All eyes turned to the furious fungal un-bee. Her size was the same, yet she seemed to fill the entire sanctuary.
Kill the Drones Kill the Worms Kill Everything
Before her awesome power, none of them could do much. B’zz began with the drones of the hive that betrayed her. Her stinger split them down the middle, but didn’t separate from her body. All those tissues had dried up long ago. She broke their weapons in her hands and smashed them into the pews. Wax debris flew everywhere, tearing the zcrolls from the wall. B’zz plowed through them, incidentally trailing them like giant scarves.

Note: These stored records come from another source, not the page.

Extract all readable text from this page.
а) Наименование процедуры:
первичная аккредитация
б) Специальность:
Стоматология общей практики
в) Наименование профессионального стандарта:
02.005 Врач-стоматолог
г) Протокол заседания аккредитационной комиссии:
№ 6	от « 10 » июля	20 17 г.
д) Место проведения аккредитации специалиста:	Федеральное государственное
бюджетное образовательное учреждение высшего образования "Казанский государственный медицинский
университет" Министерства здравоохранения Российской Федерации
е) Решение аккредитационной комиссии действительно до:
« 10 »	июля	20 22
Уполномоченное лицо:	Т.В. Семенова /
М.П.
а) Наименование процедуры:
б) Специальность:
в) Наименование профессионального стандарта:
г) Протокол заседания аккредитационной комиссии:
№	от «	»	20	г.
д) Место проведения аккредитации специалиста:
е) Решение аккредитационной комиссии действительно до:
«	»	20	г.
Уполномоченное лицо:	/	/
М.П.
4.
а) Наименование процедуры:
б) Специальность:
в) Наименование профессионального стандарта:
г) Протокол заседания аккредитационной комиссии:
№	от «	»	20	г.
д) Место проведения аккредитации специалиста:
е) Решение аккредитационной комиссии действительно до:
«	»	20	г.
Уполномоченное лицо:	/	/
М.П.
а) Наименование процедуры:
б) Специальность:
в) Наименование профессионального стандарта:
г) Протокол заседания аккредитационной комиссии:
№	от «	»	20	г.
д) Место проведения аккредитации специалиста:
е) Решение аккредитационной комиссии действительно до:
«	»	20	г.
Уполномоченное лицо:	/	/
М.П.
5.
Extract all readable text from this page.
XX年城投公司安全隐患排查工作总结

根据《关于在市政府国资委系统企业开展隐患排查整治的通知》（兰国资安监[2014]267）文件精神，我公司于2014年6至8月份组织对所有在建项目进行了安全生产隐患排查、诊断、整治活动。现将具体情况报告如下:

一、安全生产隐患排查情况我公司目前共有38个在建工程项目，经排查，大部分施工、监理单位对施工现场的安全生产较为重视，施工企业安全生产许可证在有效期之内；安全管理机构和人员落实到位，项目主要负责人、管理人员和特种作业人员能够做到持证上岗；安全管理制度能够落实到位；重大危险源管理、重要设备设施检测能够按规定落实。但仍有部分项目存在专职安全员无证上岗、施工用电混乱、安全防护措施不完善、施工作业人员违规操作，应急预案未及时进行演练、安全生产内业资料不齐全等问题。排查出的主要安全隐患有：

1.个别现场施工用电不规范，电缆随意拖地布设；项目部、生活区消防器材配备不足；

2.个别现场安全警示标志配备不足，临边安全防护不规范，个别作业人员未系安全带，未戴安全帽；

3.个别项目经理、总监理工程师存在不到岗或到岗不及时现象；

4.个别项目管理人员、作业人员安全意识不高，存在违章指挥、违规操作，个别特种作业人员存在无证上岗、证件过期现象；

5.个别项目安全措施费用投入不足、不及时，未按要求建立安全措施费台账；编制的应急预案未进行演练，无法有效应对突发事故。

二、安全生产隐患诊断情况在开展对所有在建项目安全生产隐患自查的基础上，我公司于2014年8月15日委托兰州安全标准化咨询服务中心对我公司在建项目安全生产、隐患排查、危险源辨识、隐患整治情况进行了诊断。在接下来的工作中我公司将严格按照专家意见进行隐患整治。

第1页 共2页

When she was done with them she turned on the worms. She had her wild honey, her wild soul, but she wanted it forever. She didn’t want this pathetic day of fruiting and worrying. She didn’t want to die all over again. They had to suffer for their part in it as well. The sight of them ignoring her, using their glue to make bowls to store the bleeding heart honey, fanned the fires within.
She charged them, somehow hovering with only the barest wing structure remaining. They wanted the honey… and that was fine with her. They’d chosen the wrong one, but she gave it to them anyway. One by one she took the wriggling worms and dunked them into the bleeding heart. There. There was there epiphany. There was their god helping them drown and join the world of spirits.
“We’re not worthy of this!” one of them screamed, lodging a splinter spear in B’zz’s chest, but there was nothing to skewer. She held him under as well. Pyrif tried to reason with her, but you could not reason with the wild.
Nothing survived the sanctuary. B’zz pulled their supply of corpyceps from the cauldron. Yes. The fungus was purpose. The honey was power. They were meant to be together. She opened it up and added a generous spread of spores to each of the cauldrons, mixing them in so they didn’t stand out. The honey vault had been breached, but it was too much of an investment to discard. They would eat from their stores again.
They would all hear B’zz B’zozz’s final sermon growing in the back of their minds as devious mushrooms. B’zz buzzed the final bar of her favorite hymn and died once more. If she ever returned, she could buzz the chorus.